Whether you agree or not with all his conclusions, Dr. Fuhrman’s approach is thought provoking. There does appear to be increasing agreement among major groups (such as the American Diabetes Association and the American Heart Association) that the American population needs to consume significantly more fruits and vegetables than they do today and that these “healthier” foods need to replace excesses in meats, sweets, and traditional starchy staples such as corn, white potatoes, and refined wheat products. There also appears to be substantial agreement that a healthy diet and exercise can have a dramatic impact on long-term health costs.


Besides the nutrition and health impacts, on the other side of this discussion of food is the land use debate. Even a modest increase in the demand for fruits and vegetables in the United States could have striking implications for the environment and land use in this country. Changing our eating habits also has the potential to impact the economy, including prices for those fruits and vegetable lucky enough to become popular and the income of farmers smart enough to be growing those crops. What Dr. Fuhrman suggests is a dramatic increase (from 10% to as much as 90%) – and the consequences of such an increase could be staggering. Although it is impossible to accurately predict what a shift of consumption of this degree would imply for land use, it is interesting to look at the possibilities.

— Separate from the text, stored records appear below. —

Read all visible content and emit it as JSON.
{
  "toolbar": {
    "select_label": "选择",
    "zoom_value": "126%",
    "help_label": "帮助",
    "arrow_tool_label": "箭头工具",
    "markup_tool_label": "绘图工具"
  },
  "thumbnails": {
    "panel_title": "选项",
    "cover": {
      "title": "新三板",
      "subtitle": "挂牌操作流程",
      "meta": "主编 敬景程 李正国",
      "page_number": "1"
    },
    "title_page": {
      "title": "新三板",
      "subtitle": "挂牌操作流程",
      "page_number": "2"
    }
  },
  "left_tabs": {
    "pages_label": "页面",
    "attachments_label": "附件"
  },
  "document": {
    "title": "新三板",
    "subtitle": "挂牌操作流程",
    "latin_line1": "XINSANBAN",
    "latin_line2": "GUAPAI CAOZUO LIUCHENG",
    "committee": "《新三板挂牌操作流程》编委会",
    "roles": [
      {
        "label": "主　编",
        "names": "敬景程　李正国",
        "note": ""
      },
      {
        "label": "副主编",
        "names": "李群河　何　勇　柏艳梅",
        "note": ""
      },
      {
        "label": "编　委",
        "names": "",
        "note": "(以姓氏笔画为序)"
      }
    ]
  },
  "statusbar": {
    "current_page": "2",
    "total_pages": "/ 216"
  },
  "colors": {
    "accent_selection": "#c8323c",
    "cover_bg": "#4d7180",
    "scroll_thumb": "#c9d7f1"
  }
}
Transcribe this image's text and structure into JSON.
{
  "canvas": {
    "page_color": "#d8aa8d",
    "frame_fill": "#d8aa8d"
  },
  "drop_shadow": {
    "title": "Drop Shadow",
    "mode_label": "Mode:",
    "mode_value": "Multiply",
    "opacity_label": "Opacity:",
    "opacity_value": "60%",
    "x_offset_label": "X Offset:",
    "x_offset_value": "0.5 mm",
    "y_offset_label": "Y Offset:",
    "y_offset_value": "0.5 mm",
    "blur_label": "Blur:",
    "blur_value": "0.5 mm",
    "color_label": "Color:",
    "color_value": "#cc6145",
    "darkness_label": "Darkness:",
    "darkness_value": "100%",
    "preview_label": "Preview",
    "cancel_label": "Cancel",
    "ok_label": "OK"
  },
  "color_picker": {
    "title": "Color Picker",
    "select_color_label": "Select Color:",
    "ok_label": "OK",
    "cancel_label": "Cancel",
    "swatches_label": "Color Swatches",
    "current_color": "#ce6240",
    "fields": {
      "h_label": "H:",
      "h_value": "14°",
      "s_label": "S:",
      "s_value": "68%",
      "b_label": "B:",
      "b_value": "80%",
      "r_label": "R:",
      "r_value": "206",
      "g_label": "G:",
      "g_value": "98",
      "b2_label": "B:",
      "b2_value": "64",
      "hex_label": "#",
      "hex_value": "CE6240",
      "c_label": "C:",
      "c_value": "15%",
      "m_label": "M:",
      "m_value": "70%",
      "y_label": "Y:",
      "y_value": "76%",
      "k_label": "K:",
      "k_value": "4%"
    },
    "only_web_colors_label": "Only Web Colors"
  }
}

Today a vast majority of our food infrastructure (land, equipment, distribution) is dedicated to very few crops. According to the USDA,[2] the U.S. has about 310 million acres of harvested cropland in any given year (plus or minus 10 million acres). According to the U.S. EPA,[3] there are seven major crops that make up about 90% of that acreage: corn, soybeans, hay, wheat, cotton, sorghum, and rice.


Yet, when you look at the relative value of crops as measured by gross sales per county, the top five counties in the U.S. for crop sales are Fresno, Tulare, Kern, Merced, and Monterey…all in California.[4] Interestingly, of these counties only Tulare produces any of the “big seven” (cotton) amongst its top five selling crops. Together the top five crops from these five counties made up more than $12 billion in sales in 2009, of which fruits, nuts, and vegetables made up about $7.2 billion. A single county, Monterey County (which calls itself the vegetable capital of the world), produces about 60% of the U.S. lettuce crop. So not only are fruits, nuts, and vegetables apparently generating a higher value per acre, but intensive crop management (in terms of quantity and value) for these food products would seem possible.


So what are the land use implications of changing the U.S. diet to include dramatically more fruits and vegetables? It is unclear at this point. Is it conceivable that it would free up vast acreages? No, there are still billions of starving people for whom the staples are truly essentials. But, in the U.S. it is possible new regions (other than California) with sunshine, access to water, and the ability to recycle nutrients would have a competitive advantage, with vegetable crops in particular. It is also possible that many urban areas could be logical locations for high-intensity vegetable- and/or fruit-growing programs if paired with water and nutrient management systems.


Dr. Fuhrman’s research suggests that good nutrition and the modification of the average American diet to include significantly more fruits and vegetables can have a major impact on the health of individuals…and perhaps even virtually eliminate certain major causes of death in this country. It is worthwhile to consider whether or not this could positively affect land use and food distribution as well. Perhaps in the future there will be parking garage-like structures with floors of intensively managed crops in every major city - and fruits, nuts, vegetables and legumes will be a majority of every American’s diet. Maybe you’ll be able to check to see what is ripe on your way into work or pick up a bag of groceries as you head home. Where there is light, water, and nutrients, we can have food. Where will that be in the future? And where will you park your car then?


Dr. Jeff Howe

January 2012


[1] Fuhrman, Joel, M.D. 2011. Eat To Live. Little, Brown and Company, NY.